2 juin 1771
2 juin
J’ai cru mourir. En pleine nuit, alors que je ne sommeille pas encore, la porte de ma chambre s’est lentement ouverte dans un grincement inquiétant. Craignant une bestiole ou un malfaiteur, je bondis de mon lit. Elisabeth. Que fait-elle au milieu de la nuit ? Nous nous regardons. Elle est vulgairement vêtue dans un peignoir en flanelle rose, un habit de dernière mode que je lui ai généreusement offert. Elle se précipite dans mes draps. Je lui demande ce qu’elle me veut. Ses yeux de biche se font insistants, ses mains glacées viennent frôler mon entrejambe. Je la repousse. Elle saisit mon menton pour que je l’embrasse. Je proteste. Elle crie, mécontente :
"Je suis ta femme, comment peux-tu me repousser ? J’ai envie de toi, pourquoi me fais-tu ça ?"
"Ce n’est sans doute pas le moment. Et ce n’est certainement pas toi qui décideras ce que nous allons faire."
"Les héritiers, tu as pensé aux héritiers ?" Fait-elle d'un ton suppliant.

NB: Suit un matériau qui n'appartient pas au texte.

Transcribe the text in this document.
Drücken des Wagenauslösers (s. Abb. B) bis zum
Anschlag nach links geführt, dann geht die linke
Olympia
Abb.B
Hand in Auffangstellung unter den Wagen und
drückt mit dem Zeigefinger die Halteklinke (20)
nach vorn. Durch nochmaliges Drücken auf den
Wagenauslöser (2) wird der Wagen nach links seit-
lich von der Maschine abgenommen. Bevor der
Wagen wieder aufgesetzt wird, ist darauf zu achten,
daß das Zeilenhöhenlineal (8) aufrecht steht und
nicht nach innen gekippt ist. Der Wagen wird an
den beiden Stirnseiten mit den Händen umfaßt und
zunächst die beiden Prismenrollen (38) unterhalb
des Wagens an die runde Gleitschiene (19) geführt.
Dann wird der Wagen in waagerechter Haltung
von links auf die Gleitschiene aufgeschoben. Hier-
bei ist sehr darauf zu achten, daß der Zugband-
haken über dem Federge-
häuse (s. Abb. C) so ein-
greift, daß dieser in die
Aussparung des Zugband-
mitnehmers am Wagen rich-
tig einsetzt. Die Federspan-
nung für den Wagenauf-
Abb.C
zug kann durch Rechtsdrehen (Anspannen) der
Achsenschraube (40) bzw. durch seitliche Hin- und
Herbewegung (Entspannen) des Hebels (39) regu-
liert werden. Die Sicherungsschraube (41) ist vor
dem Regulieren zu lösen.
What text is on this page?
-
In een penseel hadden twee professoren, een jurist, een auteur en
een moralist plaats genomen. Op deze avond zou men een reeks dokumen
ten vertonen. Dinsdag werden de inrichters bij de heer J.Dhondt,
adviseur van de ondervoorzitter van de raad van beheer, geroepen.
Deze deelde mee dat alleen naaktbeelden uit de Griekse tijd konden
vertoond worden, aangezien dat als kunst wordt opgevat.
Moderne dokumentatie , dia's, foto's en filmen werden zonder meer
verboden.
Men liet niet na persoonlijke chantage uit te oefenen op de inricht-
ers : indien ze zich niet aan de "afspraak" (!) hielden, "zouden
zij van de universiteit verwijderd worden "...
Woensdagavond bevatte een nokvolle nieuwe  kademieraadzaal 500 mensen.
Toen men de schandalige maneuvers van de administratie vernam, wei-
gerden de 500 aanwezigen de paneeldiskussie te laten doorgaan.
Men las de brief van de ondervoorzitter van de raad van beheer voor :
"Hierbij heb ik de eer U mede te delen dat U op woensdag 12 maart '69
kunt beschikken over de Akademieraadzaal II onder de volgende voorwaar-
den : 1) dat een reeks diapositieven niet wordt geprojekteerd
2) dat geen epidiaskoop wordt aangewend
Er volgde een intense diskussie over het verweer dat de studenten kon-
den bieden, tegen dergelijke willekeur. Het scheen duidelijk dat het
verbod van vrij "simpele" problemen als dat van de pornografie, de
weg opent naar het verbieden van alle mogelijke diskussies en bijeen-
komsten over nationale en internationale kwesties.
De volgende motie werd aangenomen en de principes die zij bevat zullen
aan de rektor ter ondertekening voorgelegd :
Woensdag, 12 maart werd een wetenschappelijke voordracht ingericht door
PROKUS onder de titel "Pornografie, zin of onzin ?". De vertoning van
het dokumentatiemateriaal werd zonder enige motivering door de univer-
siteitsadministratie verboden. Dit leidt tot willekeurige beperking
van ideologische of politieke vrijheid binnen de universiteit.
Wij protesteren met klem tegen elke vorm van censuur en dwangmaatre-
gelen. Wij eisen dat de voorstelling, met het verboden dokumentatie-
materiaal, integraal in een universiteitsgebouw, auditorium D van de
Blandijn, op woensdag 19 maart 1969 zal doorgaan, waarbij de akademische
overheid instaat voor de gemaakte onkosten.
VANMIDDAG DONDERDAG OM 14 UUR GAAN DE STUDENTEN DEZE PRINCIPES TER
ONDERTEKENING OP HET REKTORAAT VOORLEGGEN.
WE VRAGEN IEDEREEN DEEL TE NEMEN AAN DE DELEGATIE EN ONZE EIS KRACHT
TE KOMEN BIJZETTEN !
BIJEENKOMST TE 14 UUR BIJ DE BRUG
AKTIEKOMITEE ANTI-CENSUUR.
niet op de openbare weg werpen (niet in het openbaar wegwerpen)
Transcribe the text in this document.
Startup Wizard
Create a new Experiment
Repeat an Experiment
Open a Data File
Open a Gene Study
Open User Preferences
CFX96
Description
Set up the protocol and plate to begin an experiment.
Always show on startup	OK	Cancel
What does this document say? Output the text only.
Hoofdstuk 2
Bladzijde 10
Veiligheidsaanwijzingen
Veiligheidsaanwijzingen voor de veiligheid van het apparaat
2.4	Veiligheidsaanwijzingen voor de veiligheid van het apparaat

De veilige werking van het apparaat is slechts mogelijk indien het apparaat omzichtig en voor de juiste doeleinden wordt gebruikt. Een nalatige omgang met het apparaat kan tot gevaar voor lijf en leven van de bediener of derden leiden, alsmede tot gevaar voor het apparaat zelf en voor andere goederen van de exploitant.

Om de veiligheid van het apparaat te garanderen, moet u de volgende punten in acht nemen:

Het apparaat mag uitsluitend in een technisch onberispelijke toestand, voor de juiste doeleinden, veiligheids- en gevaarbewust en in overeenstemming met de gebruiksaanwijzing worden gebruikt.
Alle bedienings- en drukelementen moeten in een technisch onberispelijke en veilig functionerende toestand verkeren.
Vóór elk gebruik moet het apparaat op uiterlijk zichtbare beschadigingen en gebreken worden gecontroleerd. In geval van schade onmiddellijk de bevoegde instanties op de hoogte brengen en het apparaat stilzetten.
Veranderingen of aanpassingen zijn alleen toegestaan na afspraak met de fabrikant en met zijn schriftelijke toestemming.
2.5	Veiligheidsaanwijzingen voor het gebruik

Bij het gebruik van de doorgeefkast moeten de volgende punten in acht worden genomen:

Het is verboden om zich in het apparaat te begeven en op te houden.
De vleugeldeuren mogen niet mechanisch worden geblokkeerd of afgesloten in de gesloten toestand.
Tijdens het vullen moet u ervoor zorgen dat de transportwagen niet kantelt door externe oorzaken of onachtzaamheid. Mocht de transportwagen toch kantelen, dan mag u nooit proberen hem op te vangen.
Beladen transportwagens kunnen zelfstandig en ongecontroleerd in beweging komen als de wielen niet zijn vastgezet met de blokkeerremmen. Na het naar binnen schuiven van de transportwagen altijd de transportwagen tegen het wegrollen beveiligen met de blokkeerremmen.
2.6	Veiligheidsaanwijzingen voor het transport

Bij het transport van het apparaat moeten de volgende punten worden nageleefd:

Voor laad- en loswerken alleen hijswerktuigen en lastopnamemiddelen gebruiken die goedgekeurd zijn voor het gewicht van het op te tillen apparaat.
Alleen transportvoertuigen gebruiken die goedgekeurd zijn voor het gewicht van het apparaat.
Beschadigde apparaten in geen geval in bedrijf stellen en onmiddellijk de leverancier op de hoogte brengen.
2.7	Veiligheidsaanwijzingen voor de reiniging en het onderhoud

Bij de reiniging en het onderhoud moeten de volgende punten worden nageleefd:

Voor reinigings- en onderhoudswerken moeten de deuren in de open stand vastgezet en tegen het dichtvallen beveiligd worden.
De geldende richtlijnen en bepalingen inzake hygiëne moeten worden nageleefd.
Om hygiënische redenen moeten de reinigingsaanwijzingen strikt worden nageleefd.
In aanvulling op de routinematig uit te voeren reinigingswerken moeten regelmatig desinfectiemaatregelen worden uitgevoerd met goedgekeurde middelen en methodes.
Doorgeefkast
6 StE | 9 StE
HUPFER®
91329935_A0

"Je n’en ai cure des héritiers !"
Elle me frappe, me griffe, hurle, hystérique. Je suis contraint de me protéger les bras pour ne pas que cette créature m’arrache les yeux et transforme ma peau en lambeaux. C’est un petit bout de femme mais c’est une chatte déchaînée que j’ai devant moi. Je la supplie de cesser cette bagarre, je réussis à la saisir sans ménagement par le bras. Il n’y aura pas d’héritiers avant un certain temps l’objectif reste le même : je dois gagner assez d'argent pour subvenir à ses besoins.
Elisabeth resserre son peignoir, pleure, sanglote, boude. Je n’en ai que faire. Je lui ordonne de quitter la chambre, la discussion se terminera demain matin. Elle claque la porte, vexée. Je mets beaucoup de temps à me rendormir, vérifie que ma chambre est bien verrouillée. Je rallume 7 bougies pour surprendre les ombres malicieuses.
Le lendemain, j’ai dormi 3 heures. Je me réveille en sursaut, en sueur. Je m’habille. Je descends les escaliers. Dans la terrasse nouvellement aménagée, ma femme, assise, dos à moi. Je m’assieds. Elle est encore très peinée, me regarde à peine. Je réussis à lui arracher des excuses, je souris faiblement. Je n’y crois pas. Le petit-déjeuner est délicieux, Elisabeth se montre charmante. Sa voix douce et mielleuse me parvient, elle pose des questions sur mes projets de la journée.
Elle propose une promenade. Séductrice dans une toilette légère, nous nous baladons à travers les parterres de fleurs. Elisabeth tient absolument à faire de ces jardins une magnifique promenade où les invités se plairaient après le déjeuner. Elle me demande l’avancement de mes textes. Je lui réponds que quelques sous doivent me revenir bientôt.